In the 60-subject datasets, the best p-value for the SCM (in terms of predictive performance) was 0.01. The SCM with this p-value had approximately the same prediction error as the starting model (mae=51%). Compared to the SCM, the LASSO reduced the prediction error by 1.8% (which represents a statistically significant improvement, p < 0.001). Run-times were also in favour of the LASSO which on average required 10.1 minutes on five processors compared to the SCM which on average took 15.5 minutes on six. The average number of covariate coefficients in the final models from the 60-subject datasets were 3.2, 1.9 and 0.7 for SCM with p-values 0.05, 0.01 and 0.001 respectively. The LASSO had on average 1.9 covariate coefficients albeit shrunken from the mle. For the 180-subject datasets the prediction error for the starting model was 50%. The SCM with p-value 0.05 and 0.01 as well as the LASSO all reduced this error by 4%. The number of covariates in the final model increased, especially for the LASSO which no longer had the shorter run-time.

**Discussion: **The improvement in prediction error of 1.8% in the 60-subject datasets may seem small but should be seen in the light that the intra-individual error was estimated to ~43% on the original (721-subject) dataset and no model could ever overcome this variability. Also, the benefit of the LASSO compared to the SCM would be larger if the user were not to use the optimal p-value. The SCM could be expected to perform better than the LASSO in situations where a single highly-influential covariate exists and the others are of negligible explanatory value[3]. However, such a situation can often be foreseen (e.g. measurement of renal function affects CL of a drug which is mainly cleared via renal filtration and genotype of a metabolising enzyme affects a drug which is mainly eliminated via that enzyme) and the highly-influential covariate could be included in the starting model without statistical testing.

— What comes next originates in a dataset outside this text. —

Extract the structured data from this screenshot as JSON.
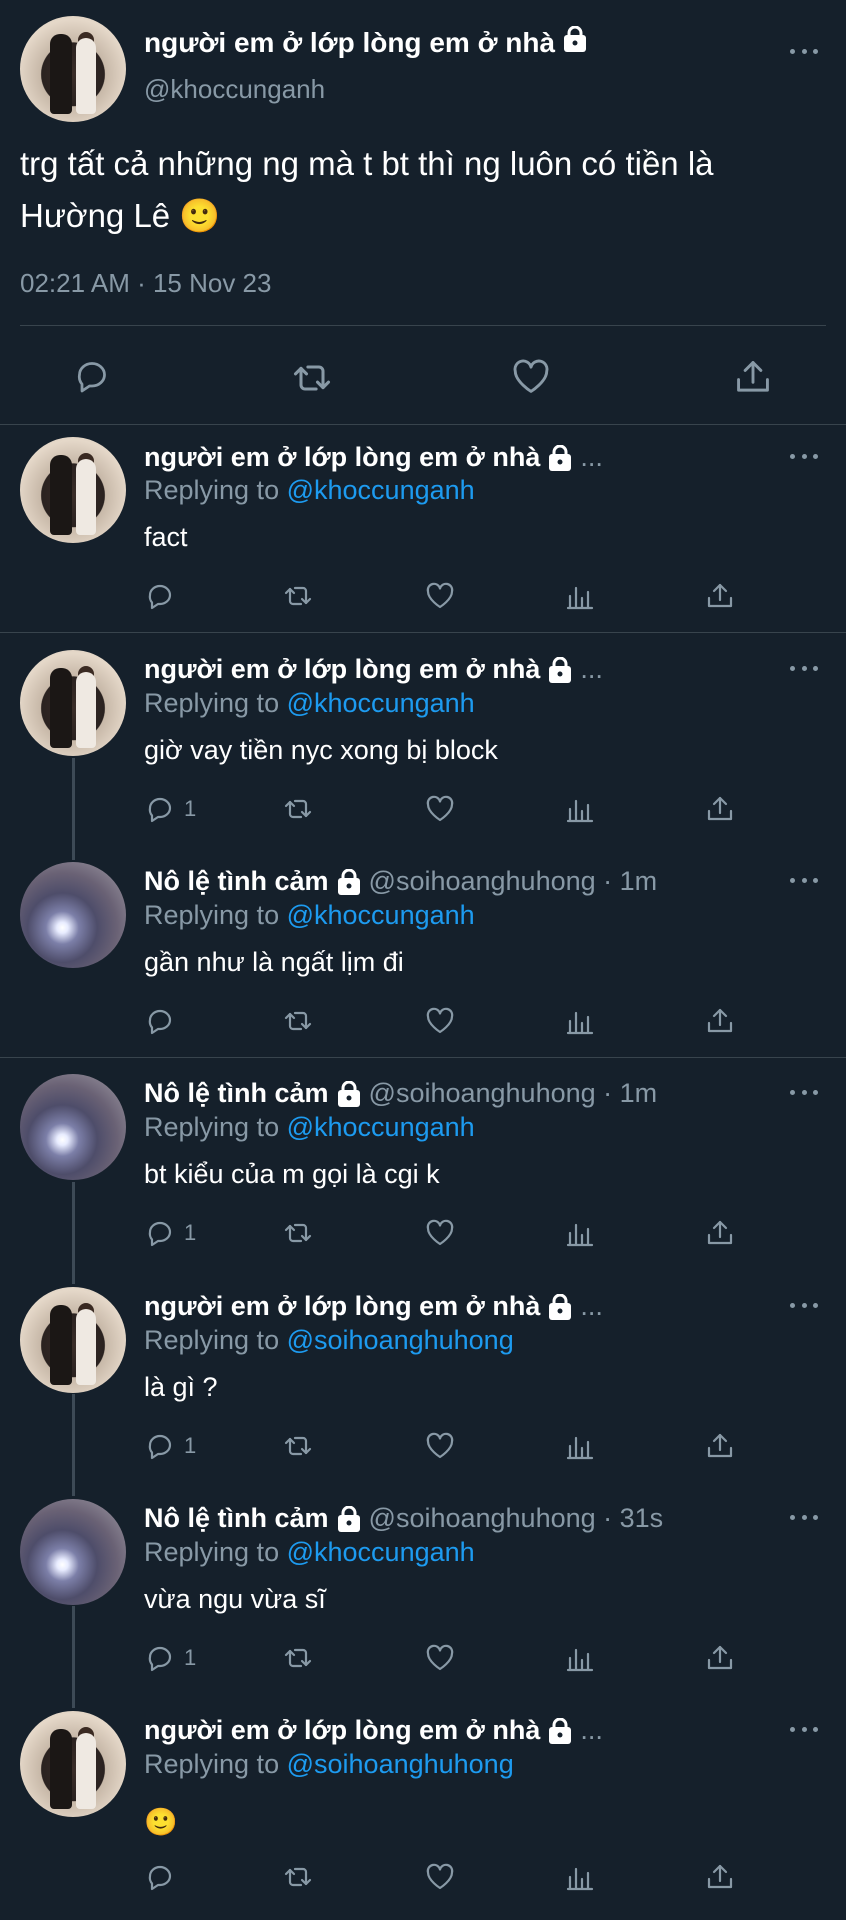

The SCM has (50%) longer run-times in the example with the 60-subject dataset because of the many covariate-relations investigated and if there were fewer the SCM would require less computer power. On the other hand, if running on a large cluster or grid the SCM would still have to run one step after another where as using the LASSO *all* lasso-models could be estimated in parallel (independently of one another) and run-times may be only a fraction of that required by the SCM. Further, the LASSO search for an optimal t could be improved and the cross-validation estimate of prediction error may be enhanced[8].

**Conclusion: **On small- to moderately-sized datasets the current implementation of the LASSO will often produce a covariate model which predicts new data better than the SCM. The LASSO is also faster if many covariate-parameter relations are investigated. If a large cluster or grid is available the procedure could be made much faster than the SCM.

The LASSO does not require the user to make a decision about the p-value for covariate inclusion.

**References: **1. Jonsson, E.N. and M.O. Karlsson,

*Automated covariate model building within NONMEM.*Pharm Res, 1998. 15(9): p. 1463-8.

2. Ribbing, J. and E.N. Jonsson,

*Power, selection bias and predictive performance of the population pharmacokinetic covariate model.*Journal Of Pharmacokinetics And Pharmacodynamics, 2004. 31(2): p. 109-134.

3. Tibshirani, R.,

*Regression Shrinkage and Selection via the Lasso.*Journal of the Royal Statistical Society. Series B (Methodological), 1996. 58(1): p. 267-288.

4. Hastie, T., R. Tibshirani, and J. Friedman,

*The Elements of Statistical Learning*. 2001: Springer-Verlag.

5. Lindbom, L., P. Pihlgren, and E.N. Jonsson,

*PsN-Toolkit--a collection of computer intensive statistical methods for non-linear mixed effect modeling using NONMEM.*Comput Methods Programs Biomed, 2005. 79(3): p. 241-57.

6. Lindbom, L., J. Ribbing, and E.N. Jonsson,

*Perl-speaks-NONMEM (PsN)--a Perl module for NONMEM related programming.*Comput Methods Programs Biomed, 2004. 75(2): p. 85-94.

7. Zingmark, P.H., et al.,

*Population pharmacokinetics of clomethiazole and its effect on the natural course of sedation in acute stroke patients.*Br J Clin Pharmacol, 2003. 56(2): p. 173-83.

8. Efron, B. and R. Tibshirani,

*Improvements on cross-validation: The.632+ bootstrap method.*Journal Of The American Statistical Association, 1997. 92(438): p. 548-560.